Our advice is simple – we strongly advise you consider a Will as soon as possible to clarify how you wish to provide for your partner upon your death.
Click here to find out more about making a will
Living together, tax planning and inheritance tax
Tax planning is particularly important if you are together, especially if you own your own home or have substantial assets. Why?
That’s because if you inherit money or property from an unmarried partner, unlike a married couple, you will not qualify for the exemption from paying inheritance tax.
And that’s why if you are living together, it’s particularly important to regularly review your will and include tax planning in the process.
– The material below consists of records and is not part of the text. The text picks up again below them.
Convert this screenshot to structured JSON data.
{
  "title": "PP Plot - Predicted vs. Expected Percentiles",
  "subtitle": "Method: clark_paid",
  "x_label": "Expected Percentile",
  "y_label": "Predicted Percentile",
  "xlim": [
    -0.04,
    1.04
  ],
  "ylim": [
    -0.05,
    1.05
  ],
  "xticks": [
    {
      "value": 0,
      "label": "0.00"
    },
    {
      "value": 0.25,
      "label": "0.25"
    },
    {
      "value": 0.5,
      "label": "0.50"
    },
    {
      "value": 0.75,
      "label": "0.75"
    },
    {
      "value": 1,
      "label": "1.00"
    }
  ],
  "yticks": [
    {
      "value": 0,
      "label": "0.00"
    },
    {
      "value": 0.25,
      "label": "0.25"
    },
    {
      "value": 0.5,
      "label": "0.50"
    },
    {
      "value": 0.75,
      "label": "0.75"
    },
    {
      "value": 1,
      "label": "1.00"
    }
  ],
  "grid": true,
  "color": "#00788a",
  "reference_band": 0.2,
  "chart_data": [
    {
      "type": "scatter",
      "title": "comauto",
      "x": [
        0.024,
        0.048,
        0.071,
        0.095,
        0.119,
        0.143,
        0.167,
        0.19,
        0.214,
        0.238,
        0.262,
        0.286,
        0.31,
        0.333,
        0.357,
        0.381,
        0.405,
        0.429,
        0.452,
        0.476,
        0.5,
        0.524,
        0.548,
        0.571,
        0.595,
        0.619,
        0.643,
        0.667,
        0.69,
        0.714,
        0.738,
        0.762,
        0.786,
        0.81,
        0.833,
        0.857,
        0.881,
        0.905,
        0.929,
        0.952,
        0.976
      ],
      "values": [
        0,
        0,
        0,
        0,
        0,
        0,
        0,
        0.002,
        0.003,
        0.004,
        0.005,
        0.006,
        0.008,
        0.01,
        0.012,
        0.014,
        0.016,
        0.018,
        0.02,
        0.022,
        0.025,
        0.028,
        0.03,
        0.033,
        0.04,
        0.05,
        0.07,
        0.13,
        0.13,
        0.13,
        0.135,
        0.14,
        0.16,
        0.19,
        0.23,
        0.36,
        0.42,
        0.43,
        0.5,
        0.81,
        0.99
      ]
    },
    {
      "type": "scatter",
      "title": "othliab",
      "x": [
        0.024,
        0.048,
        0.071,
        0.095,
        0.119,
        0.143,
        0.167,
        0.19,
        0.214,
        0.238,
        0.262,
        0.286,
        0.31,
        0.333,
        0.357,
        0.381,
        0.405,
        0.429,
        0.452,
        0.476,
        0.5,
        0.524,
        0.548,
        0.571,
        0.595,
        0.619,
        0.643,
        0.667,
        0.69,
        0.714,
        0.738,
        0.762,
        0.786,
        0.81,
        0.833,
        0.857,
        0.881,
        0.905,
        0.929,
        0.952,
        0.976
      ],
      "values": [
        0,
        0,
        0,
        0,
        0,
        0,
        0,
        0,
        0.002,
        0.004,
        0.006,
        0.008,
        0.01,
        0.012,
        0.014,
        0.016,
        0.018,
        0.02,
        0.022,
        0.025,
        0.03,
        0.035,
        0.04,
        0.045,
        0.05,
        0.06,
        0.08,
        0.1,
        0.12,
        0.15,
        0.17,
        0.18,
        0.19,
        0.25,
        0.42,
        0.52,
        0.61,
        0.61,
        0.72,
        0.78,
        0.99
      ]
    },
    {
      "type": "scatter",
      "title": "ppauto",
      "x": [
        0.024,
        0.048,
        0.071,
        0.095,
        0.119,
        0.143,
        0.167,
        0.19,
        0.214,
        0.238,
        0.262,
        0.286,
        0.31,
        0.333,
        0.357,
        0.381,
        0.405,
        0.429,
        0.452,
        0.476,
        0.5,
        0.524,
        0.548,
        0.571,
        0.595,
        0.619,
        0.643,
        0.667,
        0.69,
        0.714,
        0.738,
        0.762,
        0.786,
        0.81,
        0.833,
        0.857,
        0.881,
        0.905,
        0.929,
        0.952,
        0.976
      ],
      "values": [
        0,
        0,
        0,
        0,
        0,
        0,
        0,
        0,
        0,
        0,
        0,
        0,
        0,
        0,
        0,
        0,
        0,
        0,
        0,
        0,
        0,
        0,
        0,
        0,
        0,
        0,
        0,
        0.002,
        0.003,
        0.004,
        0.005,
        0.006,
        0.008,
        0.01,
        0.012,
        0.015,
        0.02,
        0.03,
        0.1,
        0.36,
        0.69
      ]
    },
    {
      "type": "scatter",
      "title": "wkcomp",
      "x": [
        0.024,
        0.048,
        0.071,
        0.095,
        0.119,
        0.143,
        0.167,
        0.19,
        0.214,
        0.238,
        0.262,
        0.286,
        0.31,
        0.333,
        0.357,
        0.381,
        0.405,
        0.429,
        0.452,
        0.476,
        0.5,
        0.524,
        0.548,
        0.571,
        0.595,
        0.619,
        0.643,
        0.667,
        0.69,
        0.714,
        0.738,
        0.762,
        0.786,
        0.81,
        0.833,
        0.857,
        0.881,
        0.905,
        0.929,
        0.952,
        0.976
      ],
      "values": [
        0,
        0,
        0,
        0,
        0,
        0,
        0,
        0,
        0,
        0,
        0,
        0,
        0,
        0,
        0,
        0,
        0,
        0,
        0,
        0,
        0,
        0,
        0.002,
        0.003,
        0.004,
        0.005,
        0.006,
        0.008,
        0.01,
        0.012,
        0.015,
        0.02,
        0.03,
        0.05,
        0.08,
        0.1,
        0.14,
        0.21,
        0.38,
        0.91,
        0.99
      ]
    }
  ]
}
Click here to read more about Tax and Estate Planning
Apart from a cohabitation agreement, are there any other ways of protecting the rights of cohabiting couples?
Apart from a cohabitation agreement, there are 4 principal ways to deal with this potential problem
- Regularly updated wills – setting out the intentions of both partners with regard to inheriting the others property
- Life insurance can be taken out in favour of the other cohabitee
- When property is bought jointly, and if both parties want to own the property, and it’s important for both names to be on the deeds to the house or flat. A decision will also need to be made as to whether property should be held jointly (in which case one partner is automatically entitled to their partner share on the death of that partner) or whether the shares should be held independently – in which case share each partner can be left under a will and is not automatically passed to the surviving partner. It’s also worth considering a declaration of trust if the partners intend to own the property in an equal share
- Renting Property? Make sure that you are joint tenants – with both of your names on the lease.